Наймушин расстегнул ворот гимнастерки, облизал губы, высунулся из ровика. Всюду были немцы — в серо-зеленых мундирах, с воронеными автоматами, рассыпавшими сухие очереди. Возле заставы, у мельницы, в овраге немцев было больше, оттуда доносилась перестрелка. Значит, и застава, и наряды на границе ведут бой. Молодцы! Мы еще вам покажем, мы еще припомним это розовеющее утро, разорванное в клочья!
Он прижал к плечу винтовку Рукавишникова и стал неторопко, расчетливо выбирая цель, бить по немецкой цепи. Одни автоматчики продолжали бежать, другие залегли, а третьи после выстрелов Наймушина падали, чтобы больше никогда не встать. Он отмечал это с деловитой радостью: «Так, неплохо, офицерика сняли и того, очкастого, что вырывался вперед, сняли!»
Кончились винтовочные патроны, он снова вытащил из кобуры пистолет. Расстрелял обойму, вторую. Теперь за гранаты. Кончатся гранаты — возьмем винтовку, наладим штык.
Но Наймушин не успел наладить: что-то грузное я цепкое навалилось сзади, ударило по затылку, и он обмяк, сполз на труп Рукавишникова…

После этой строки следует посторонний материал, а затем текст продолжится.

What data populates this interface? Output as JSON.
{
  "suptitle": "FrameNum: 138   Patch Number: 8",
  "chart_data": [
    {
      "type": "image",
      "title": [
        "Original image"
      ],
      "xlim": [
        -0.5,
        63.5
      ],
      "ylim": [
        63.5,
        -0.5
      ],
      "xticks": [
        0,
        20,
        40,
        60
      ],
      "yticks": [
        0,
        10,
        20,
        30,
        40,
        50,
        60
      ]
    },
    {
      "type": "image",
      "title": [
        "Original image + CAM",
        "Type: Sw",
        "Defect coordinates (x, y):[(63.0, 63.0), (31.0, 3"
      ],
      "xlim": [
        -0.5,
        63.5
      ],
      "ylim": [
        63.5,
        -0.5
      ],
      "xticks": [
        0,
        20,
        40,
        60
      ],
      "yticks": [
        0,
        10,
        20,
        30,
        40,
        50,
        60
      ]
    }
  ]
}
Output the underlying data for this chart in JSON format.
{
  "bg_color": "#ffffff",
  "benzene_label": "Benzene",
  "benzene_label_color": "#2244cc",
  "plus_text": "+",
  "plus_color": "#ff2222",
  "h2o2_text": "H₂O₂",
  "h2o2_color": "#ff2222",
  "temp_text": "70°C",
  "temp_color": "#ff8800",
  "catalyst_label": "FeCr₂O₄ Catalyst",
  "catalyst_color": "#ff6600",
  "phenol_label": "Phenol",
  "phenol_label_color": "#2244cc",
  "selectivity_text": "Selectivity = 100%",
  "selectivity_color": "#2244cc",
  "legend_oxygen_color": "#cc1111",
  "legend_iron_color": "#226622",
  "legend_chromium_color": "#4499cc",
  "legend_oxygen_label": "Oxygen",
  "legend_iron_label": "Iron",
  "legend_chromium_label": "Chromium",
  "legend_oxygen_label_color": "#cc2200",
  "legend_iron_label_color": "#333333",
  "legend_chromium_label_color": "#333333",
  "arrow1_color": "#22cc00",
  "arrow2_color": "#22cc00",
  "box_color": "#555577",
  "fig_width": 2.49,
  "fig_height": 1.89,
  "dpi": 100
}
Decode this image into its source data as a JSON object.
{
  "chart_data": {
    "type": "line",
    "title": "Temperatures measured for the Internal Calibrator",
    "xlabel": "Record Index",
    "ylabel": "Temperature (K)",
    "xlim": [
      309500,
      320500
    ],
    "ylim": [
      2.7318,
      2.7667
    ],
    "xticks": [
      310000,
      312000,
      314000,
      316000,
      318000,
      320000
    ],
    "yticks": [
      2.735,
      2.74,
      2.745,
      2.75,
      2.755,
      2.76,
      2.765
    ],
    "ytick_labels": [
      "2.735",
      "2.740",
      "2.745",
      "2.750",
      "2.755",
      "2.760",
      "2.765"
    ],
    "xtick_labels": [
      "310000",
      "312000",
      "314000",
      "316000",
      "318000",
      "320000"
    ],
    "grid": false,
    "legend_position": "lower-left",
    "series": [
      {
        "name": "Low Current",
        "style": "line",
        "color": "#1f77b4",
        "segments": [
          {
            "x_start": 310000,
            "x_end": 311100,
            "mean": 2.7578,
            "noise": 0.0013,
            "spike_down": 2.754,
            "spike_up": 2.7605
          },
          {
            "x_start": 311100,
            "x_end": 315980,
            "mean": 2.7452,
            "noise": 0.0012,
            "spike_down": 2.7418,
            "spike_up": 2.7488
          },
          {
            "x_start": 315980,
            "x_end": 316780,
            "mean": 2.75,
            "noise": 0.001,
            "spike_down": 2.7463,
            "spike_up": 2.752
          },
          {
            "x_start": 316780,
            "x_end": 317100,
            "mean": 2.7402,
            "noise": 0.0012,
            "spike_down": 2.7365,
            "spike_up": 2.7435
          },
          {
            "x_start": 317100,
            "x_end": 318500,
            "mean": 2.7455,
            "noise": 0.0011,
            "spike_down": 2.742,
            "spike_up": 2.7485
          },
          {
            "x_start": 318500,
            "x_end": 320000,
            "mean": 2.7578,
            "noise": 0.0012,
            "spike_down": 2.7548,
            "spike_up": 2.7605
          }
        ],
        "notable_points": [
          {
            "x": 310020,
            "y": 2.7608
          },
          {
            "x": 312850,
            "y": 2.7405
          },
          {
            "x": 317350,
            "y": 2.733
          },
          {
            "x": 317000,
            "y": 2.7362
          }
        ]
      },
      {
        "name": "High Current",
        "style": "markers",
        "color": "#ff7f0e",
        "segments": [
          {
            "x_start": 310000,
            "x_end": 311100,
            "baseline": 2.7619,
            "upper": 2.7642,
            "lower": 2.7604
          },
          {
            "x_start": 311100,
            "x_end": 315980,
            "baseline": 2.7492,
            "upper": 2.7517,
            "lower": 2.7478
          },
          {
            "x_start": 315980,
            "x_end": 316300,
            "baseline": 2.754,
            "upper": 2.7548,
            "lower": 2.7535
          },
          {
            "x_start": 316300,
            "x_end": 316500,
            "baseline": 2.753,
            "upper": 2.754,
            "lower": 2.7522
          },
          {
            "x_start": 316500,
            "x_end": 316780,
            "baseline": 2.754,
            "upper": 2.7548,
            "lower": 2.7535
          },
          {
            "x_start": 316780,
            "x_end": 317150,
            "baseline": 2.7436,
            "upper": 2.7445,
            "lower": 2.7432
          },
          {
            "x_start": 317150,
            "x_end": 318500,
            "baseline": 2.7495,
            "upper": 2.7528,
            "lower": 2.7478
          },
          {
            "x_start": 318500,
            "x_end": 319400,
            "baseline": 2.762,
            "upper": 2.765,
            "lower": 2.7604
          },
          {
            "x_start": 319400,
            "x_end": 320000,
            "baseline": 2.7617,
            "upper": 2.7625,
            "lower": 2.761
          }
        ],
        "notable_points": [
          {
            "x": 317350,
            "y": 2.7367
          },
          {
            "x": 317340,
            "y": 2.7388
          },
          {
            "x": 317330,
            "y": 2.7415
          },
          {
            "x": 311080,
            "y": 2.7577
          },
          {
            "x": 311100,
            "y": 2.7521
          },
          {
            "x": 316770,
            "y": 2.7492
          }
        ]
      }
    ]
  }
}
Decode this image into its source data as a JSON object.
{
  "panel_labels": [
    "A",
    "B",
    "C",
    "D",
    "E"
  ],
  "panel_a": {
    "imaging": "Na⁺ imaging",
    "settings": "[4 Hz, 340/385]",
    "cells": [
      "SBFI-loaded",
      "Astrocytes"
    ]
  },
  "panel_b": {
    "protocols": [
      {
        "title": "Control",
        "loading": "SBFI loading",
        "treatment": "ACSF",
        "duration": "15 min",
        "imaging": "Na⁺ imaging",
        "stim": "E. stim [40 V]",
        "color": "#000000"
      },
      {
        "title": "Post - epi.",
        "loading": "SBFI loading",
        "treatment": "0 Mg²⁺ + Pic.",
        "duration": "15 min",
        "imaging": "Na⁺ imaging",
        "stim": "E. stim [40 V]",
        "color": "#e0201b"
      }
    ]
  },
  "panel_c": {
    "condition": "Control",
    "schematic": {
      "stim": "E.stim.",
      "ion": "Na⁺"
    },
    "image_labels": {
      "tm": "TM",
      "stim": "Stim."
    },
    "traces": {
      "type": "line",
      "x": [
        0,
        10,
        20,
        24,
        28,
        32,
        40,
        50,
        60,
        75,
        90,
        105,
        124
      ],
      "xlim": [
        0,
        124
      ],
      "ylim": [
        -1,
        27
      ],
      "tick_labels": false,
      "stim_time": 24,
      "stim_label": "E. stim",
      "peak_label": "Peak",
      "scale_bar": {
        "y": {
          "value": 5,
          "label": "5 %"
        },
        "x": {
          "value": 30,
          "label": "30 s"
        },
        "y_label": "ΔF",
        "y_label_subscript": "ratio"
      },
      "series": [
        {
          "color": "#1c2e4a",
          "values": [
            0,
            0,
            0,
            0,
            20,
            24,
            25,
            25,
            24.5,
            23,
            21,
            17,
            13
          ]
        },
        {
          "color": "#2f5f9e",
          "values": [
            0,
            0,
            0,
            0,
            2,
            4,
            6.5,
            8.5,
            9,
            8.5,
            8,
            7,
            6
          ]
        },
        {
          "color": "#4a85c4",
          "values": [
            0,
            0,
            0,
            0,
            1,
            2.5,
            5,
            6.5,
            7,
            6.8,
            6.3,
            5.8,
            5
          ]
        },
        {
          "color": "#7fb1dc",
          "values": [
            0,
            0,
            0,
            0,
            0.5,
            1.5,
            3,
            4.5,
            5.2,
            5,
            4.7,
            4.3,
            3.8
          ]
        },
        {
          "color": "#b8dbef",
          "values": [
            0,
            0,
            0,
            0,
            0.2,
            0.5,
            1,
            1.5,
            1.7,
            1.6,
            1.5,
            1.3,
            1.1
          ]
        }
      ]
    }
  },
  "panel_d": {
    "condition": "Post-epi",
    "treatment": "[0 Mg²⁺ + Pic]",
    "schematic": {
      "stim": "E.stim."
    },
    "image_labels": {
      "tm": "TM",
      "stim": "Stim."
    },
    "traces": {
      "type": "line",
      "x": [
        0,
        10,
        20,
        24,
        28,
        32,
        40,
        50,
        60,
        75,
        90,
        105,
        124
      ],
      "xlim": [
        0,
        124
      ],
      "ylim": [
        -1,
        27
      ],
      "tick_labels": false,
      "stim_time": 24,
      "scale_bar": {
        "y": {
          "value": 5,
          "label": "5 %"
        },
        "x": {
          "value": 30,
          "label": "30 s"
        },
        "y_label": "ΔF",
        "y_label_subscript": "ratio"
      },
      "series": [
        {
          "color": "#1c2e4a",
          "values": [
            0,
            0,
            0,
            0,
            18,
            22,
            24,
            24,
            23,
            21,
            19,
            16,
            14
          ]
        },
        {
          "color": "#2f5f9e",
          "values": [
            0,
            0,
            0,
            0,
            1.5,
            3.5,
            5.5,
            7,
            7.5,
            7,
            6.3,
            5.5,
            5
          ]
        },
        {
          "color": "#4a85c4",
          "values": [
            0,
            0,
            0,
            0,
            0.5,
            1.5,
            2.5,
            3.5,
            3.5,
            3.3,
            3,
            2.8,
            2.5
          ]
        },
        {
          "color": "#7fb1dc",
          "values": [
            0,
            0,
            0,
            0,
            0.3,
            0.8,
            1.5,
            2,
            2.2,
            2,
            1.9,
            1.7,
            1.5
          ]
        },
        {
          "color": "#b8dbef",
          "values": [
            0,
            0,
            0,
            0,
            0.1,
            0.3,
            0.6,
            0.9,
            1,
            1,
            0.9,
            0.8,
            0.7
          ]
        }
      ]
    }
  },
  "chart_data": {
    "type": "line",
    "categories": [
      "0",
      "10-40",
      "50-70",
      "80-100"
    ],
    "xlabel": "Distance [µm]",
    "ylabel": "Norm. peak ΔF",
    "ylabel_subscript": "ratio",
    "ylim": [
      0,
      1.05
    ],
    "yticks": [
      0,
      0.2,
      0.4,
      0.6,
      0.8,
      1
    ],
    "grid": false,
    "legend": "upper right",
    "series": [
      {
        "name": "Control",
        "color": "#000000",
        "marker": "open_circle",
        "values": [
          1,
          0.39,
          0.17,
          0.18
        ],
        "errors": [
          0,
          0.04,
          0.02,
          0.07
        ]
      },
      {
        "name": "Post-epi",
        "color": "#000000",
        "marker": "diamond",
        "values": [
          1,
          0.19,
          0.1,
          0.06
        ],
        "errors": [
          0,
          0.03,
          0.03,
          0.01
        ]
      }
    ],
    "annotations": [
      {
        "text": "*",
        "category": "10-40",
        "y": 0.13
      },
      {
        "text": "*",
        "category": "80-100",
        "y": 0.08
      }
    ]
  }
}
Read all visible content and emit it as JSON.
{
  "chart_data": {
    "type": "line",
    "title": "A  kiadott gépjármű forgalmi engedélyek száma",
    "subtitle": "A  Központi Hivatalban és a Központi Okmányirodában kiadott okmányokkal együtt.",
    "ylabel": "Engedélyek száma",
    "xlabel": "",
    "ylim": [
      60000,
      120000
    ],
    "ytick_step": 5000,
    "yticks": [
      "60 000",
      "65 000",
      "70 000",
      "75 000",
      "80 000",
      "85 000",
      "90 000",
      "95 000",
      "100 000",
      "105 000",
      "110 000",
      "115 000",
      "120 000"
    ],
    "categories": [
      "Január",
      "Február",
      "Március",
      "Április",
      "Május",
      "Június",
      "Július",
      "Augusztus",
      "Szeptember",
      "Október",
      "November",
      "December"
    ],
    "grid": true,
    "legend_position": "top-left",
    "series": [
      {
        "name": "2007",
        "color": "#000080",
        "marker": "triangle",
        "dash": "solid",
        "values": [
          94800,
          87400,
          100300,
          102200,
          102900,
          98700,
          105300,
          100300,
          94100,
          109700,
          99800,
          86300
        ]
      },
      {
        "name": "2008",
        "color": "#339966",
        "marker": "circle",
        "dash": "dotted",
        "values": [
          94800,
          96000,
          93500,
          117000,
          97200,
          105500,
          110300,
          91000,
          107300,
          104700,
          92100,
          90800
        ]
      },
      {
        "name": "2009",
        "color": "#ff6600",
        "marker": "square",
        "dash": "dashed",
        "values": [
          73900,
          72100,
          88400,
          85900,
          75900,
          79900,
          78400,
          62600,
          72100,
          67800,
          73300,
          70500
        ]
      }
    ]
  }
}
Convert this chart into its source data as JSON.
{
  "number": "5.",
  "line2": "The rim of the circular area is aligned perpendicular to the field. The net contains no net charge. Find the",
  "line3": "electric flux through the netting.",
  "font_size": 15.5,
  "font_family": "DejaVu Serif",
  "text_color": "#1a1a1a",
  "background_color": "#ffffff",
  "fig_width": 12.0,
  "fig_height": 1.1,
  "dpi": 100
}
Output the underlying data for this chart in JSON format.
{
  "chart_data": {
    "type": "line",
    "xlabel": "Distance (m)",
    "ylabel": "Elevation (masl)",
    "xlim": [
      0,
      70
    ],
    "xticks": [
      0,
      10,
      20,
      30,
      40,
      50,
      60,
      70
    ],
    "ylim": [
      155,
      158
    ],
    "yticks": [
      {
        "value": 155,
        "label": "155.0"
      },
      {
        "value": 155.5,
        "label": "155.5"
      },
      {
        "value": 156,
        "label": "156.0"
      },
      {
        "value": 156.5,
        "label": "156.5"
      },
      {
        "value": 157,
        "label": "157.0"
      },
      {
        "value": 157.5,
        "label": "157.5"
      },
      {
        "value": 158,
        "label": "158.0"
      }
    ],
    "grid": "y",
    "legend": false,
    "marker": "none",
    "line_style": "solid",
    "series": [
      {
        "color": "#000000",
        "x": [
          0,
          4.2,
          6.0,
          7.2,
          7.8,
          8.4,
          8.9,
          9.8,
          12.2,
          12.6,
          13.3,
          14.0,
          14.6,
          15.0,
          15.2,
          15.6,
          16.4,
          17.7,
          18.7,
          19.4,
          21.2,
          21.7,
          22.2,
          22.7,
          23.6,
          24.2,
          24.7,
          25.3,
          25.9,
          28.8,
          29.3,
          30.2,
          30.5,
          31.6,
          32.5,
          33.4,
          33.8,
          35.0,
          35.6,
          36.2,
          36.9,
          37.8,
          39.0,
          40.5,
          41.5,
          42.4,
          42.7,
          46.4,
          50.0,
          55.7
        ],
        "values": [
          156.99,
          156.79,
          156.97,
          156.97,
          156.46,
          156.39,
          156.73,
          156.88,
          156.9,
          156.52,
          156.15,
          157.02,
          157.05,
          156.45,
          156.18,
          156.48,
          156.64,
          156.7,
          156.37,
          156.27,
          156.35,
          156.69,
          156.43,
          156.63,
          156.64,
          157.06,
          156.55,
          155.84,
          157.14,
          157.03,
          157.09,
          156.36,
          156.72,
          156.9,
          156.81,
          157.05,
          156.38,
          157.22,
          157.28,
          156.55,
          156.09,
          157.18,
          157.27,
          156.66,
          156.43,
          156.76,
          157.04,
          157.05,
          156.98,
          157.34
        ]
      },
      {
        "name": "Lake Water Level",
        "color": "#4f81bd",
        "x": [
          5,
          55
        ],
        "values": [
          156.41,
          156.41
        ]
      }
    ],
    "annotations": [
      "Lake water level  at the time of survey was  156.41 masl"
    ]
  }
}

Очнулся Наймушин через четверть часа, с усилием поднял веки: на него сквозь кленовые ветви опрокинулся нестерпимо синий небосвод. Откуда взялся клен? И почему так болит темя, просто раскалывается? Ах да, его ударили сзади. Кто? Где я? Рядом, в ложбинке, группа немцев: солдаты — кто в касках, кто в пилотках, офицеры — в фуражках с высокими тульями. Все стояли, кроме одного: костлявый, угловатый, он развалился на раскладном брезентовом стуле, закинув ногу на ногу — голенища зеркально блестели.
Наймушин попробовал сесть и не смог: руки за спиной связаны. Значит, плен? Чтобы не застонать от тоски и ужаса, он закусил губу. И умереть не сумел достойно, лейтенант Василий Наймушин. Валяйся теперь в измятой, пыльной траве, а около твоего носа топчутся фашистские каблуки. Как же тебя, лейтенант Василий Наймушин, угораздило попасть в плен?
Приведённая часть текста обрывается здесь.